Meditation is also branded. We have Tibetan meditation, Japanese meditation, Chinese meditation, Buddhist meditation, Hindu meditation, Christian meditation, and so forth. You don't need me to tell you these things. You can go on Amazon and enter the search word "Meditation." You will find thousands of books. Chances are good you can look at your own bookshelf, and find all sorts of experiments you have already conducted.
In such climate, it becomes all too easy to get confused. You can begin to confuse Buddhism with meditation, or meditation with Buddhism. However, sooner or later, no matter how much you circle around, you are going to come back to the ship. Like the crow, remember?
I've told the crow story before, because my rabbits like that story.
There is a fellow who snares a crow, puts him in a burlap sack, slings the sack over his shoulder and saunters down to the docks.
He boards a ship, and the ship sails out to the middle of the ocean. There, the man opens the sack and sets the crow free. In classic exposition, the matter is set forth thus:
"Flying upwards it finds that the sky is empty, and flying back down the space between is empty. Below there is nothing but water. Flying up and down and in all directions, it finds no place to go, no place to land. So it returns to the same ship and lands there."
That is from Sarah Harding's translation of Patrul Rinpoche's Clear Elucidation of True Nature. You can find it quite easily. Patrul Rinpoche is also the one who said that the most important thing is to be kind. He said you can leave meditation until just before death, because by then you will meditating anyway.
On that afternoon, those years ago, I had not read Patrul Rinpoche. All I had was the man in front of me, who counted among his seven root gurus the incarnation of Patrul Rinpoche.
After an interval, he sighed, and said, "Well, if the matter ever comes up in the future, and if someone ever asks you, you can just tell them it is very easy. Very simple. The main thing is not to make it complicated."
My teacher snapped his fingers. "That is thought arising," he said.
He snapped his fingers again. "That is thought passing."
He snapped his fingers a third time. "That is thought dispersing."

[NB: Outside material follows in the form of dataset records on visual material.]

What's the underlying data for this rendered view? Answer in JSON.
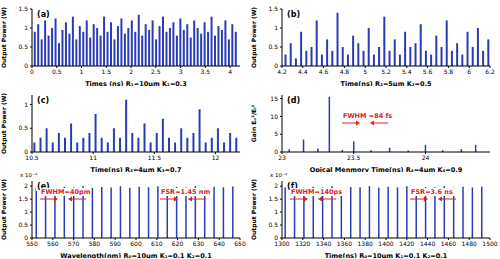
{
  "chart_data": [
    {
      "type": "bar",
      "label": "(a)",
      "x_label": "Times (ns) R₁=10μm K₁=0.3",
      "y_label": "Output Power (W)",
      "color": "#2a3cb5",
      "x": [
        0.05,
        0.12,
        0.19,
        0.26,
        0.33,
        0.4,
        0.47,
        0.54,
        0.61,
        0.68,
        0.75,
        0.82,
        0.89,
        0.96,
        1.03,
        1.1,
        1.17,
        1.24,
        1.31,
        1.38,
        1.45,
        1.52,
        1.59,
        1.66,
        1.73,
        1.8,
        1.87,
        1.94,
        2.01,
        2.08,
        2.15,
        2.22,
        2.29,
        2.36,
        2.43,
        2.5,
        2.57,
        2.64,
        2.71,
        2.78,
        2.85,
        2.92,
        2.99,
        3.06,
        3.13,
        3.2,
        3.27,
        3.34,
        3.41,
        3.48,
        3.55,
        3.62,
        3.69,
        3.76,
        3.83,
        3.9,
        3.97,
        4.04,
        4.11
      ],
      "values": [
        0.9,
        1.1,
        0.7,
        1.2,
        0.8,
        1.0,
        1.25,
        0.6,
        0.95,
        1.15,
        0.85,
        1.3,
        0.7,
        1.05,
        0.9,
        1.2,
        0.75,
        1.1,
        1.0,
        0.8,
        1.3,
        0.9,
        1.15,
        0.7,
        1.05,
        1.25,
        0.85,
        1.0,
        1.2,
        0.9,
        1.35,
        0.8,
        1.1,
        0.95,
        1.2,
        0.7,
        1.05,
        1.3,
        0.9,
        1.0,
        1.15,
        0.8,
        1.25,
        0.95,
        1.1,
        0.75,
        1.2,
        1.0,
        0.85,
        1.15,
        0.9,
        1.3,
        0.8,
        1.05,
        0.95,
        1.2,
        0.7,
        1.1,
        0.9
      ],
      "xlim": [
        0,
        4.2
      ],
      "xticks": [
        0,
        0.5,
        1,
        1.5,
        2,
        2.5,
        3,
        3.5,
        4
      ],
      "ylim": [
        0,
        1.5
      ],
      "yticks": [
        0,
        0.5,
        1,
        1.5
      ]
    },
    {
      "type": "bar",
      "label": "(b)",
      "x_label": "Time(ns) R₂=5μm K₂=0.5",
      "y_label": "Output Power (W)",
      "color": "#2a3cb5",
      "x": [
        4.23,
        4.28,
        4.33,
        4.38,
        4.43,
        4.48,
        4.53,
        4.58,
        4.63,
        4.68,
        4.73,
        4.78,
        4.83,
        4.88,
        4.93,
        4.98,
        5.03,
        5.08,
        5.13,
        5.18,
        5.23,
        5.28,
        5.33,
        5.38,
        5.43,
        5.48,
        5.53,
        5.58,
        5.63,
        5.68,
        5.73,
        5.78,
        5.83,
        5.88,
        5.93,
        5.98,
        6.03,
        6.08,
        6.13,
        6.18
      ],
      "values": [
        0.3,
        0.6,
        0.2,
        0.9,
        0.4,
        0.5,
        1.2,
        0.3,
        0.7,
        0.4,
        1.4,
        0.5,
        0.3,
        0.8,
        0.6,
        0.4,
        1.0,
        0.3,
        0.5,
        1.3,
        0.4,
        0.7,
        0.3,
        0.9,
        0.5,
        0.6,
        1.1,
        0.4,
        0.3,
        0.8,
        0.5,
        1.2,
        0.4,
        0.6,
        0.3,
        0.9,
        0.5,
        1.0,
        0.4,
        0.7
      ],
      "xlim": [
        4.2,
        6.2
      ],
      "xticks": [
        4.2,
        4.4,
        4.6,
        4.8,
        5,
        5.2,
        5.4,
        5.6,
        5.8,
        6,
        6.2
      ],
      "ylim": [
        0,
        1.5
      ],
      "yticks": [
        0,
        0.5,
        1,
        1.5
      ]
    },
    {
      "type": "bar",
      "label": "(c)",
      "x_label": "Time(ns) R₃=4μm K₃=0.7",
      "y_label": "Output Power (W)",
      "color": "#2a3cb5",
      "x": [
        10.52,
        10.57,
        10.62,
        10.67,
        10.72,
        10.77,
        10.82,
        10.87,
        10.92,
        10.97,
        11.02,
        11.07,
        11.12,
        11.17,
        11.22,
        11.27,
        11.32,
        11.37,
        11.42,
        11.47,
        11.52,
        11.57,
        11.62,
        11.67,
        11.72,
        11.77,
        11.82,
        11.87,
        11.92,
        11.97,
        12.02,
        12.07,
        12.12,
        12.17
      ],
      "values": [
        0.2,
        0.3,
        0.5,
        0.2,
        0.4,
        0.3,
        0.6,
        0.2,
        0.3,
        0.4,
        0.8,
        0.3,
        0.2,
        0.5,
        0.3,
        1.1,
        0.4,
        0.3,
        0.6,
        0.2,
        0.4,
        0.7,
        0.3,
        0.2,
        0.5,
        0.3,
        0.4,
        0.9,
        0.2,
        0.3,
        0.5,
        0.2,
        0.4,
        0.3
      ],
      "xlim": [
        10.5,
        12.2
      ],
      "xticks": [
        10.5,
        11,
        11.5,
        12
      ],
      "ylim": [
        0,
        1.2
      ],
      "yticks": [
        0,
        0.5,
        1
      ]
    },
    {
      "type": "bar",
      "label": "(d)",
      "x_label": "Opical Menmory Time(ns) R₄=4μm K₄=0.9",
      "y_label": "Gain Eₒ²/Eᵢ²",
      "color": "#2a3cb5",
      "x": [
        23.05,
        23.15,
        23.25,
        23.33,
        23.42,
        23.5,
        23.62,
        23.75,
        23.88,
        24.0,
        24.12,
        24.25,
        24.35
      ],
      "values": [
        0.8,
        3.5,
        1,
        15.5,
        0.6,
        3,
        0.5,
        1.2,
        0.4,
        2,
        0.5,
        0.8,
        2
      ],
      "xlim": [
        23,
        24.45
      ],
      "xticks": [
        23,
        23.5,
        24
      ],
      "ylim": [
        0,
        16
      ],
      "yticks": [
        0,
        5,
        10,
        15
      ],
      "annotations": [
        "FWHM =84 fs"
      ]
    },
    {
      "type": "bar",
      "label": "(e)",
      "x_label": "Wavelength(nm) R₀=10μm K₁=0.1 K₂=0.1",
      "y_label": "Output Power (W)",
      "color": "#2a3cb5",
      "y_multiplier": "x 10⁻⁴",
      "x": [
        552,
        556.5,
        561,
        565.5,
        570,
        574.5,
        579,
        583.5,
        588,
        592.5,
        597,
        601.5,
        606,
        610.5,
        615,
        619.5,
        624,
        628.5,
        633,
        637.5,
        642,
        646.5
      ],
      "values": [
        0.000195,
        0.0002,
        0.000192,
        0.000198,
        0.000195,
        0.0002,
        0.000193,
        0.000197,
        0.000195,
        0.0002,
        0.000194,
        0.000198,
        0.000196,
        0.0002,
        0.000193,
        0.000197,
        0.000195,
        0.0002,
        0.000194,
        0.000198,
        0.000196,
        0.000199
      ],
      "xlim": [
        550,
        650
      ],
      "xticks": [
        550,
        560,
        570,
        580,
        590,
        600,
        610,
        620,
        630,
        640,
        650
      ],
      "ylim": [
        0,
        0.00022
      ],
      "yticks": [
        {
          "value": 0,
          "label": "0"
        },
        {
          "value": 5e-05,
          "label": "0.5"
        },
        {
          "value": 0.0001,
          "label": "1"
        },
        {
          "value": 0.00015,
          "label": "1.5"
        },
        {
          "value": 0.0002,
          "label": "2"
        }
      ],
      "annotations": [
        "FWHM=40pm",
        "FSR=1.45 nm"
      ]
    },
    {
      "type": "bar",
      "label": "(f)",
      "x_label": "Time(ns) R₀=10μm K₁=0.1 K₂=0.1",
      "y_label": "Output Power (W)",
      "color": "#2a3cb5",
      "y_multiplier": "x 10⁻⁴",
      "x": [
        1303,
        1312,
        1321,
        1330,
        1339,
        1348,
        1357,
        1366,
        1375,
        1384,
        1393,
        1402,
        1411,
        1420,
        1429,
        1438,
        1447,
        1456,
        1465,
        1474,
        1483,
        1492
      ],
      "values": [
        0.000196,
        0.0002,
        0.000194,
        0.000198,
        0.000195,
        0.0002,
        0.000193,
        0.000197,
        0.000196,
        0.0002,
        0.000194,
        0.000198,
        0.000195,
        0.0002,
        0.000193,
        0.000197,
        0.000196,
        0.0002,
        0.000194,
        0.000198,
        0.000195,
        0.000199
      ],
      "xlim": [
        1300,
        1500
      ],
      "xticks": [
        1300,
        1320,
        1340,
        1360,
        1380,
        1400,
        1420,
        1440,
        1460,
        1480,
        1500
      ],
      "ylim": [
        0,
        0.00022
      ],
      "yticks": [
        {
          "value": 0,
          "label": "0"
        },
        {
          "value": 5e-05,
          "label": "0.5"
        },
        {
          "value": 0.0001,
          "label": "1"
        },
        {
          "value": 0.00015,
          "label": "1.5"
        },
        {
          "value": 0.0002,
          "label": "2"
        }
      ],
      "annotations": [
        "FWHM=140ps",
        "FSR=3.6 ns"
      ]
    }
  ]
}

"So, what is meditation?" I asked.
My teacher snapped his fingers. "Between here... " He snapped his fingers again. "And here."
I thought that was pretty simple, so I laughed. "That's all? That's ordinary!"
He smiled at me with a kindness in his eyes that I have no words to describe.
To keep the memory of that kindness in my heart seems selfish.
I want to give it away to you.
To make a proper gift, I should not give you something that belongs to someone else. I should not give you something meant for other eyes, like an old letter, forgotten between the pages of a book. People also press flowers between pages. But, a pressed flower only makes sense to the one who also saved a corresponding memory. Although these may represent some transient comfort or passing solace, you cannot take someone else's old letters and pressed flowers into battles and expect them to protect you.
Yet, because I lack any particular quality or ability, these memories are all I have to give you. Sometimes, when old cherry trees shake in the wind, there are only a few petals left to fall. From them, we may with some imagination infer the tree in its blossomed prime.
Therefore, from this shared memory of a long-past afternoon, it is my earnest hope you may infer something of my teacher's boundless generosity and inexhaustible loving kindness, and like the crow on the ocean, find this place to return and calmly rest.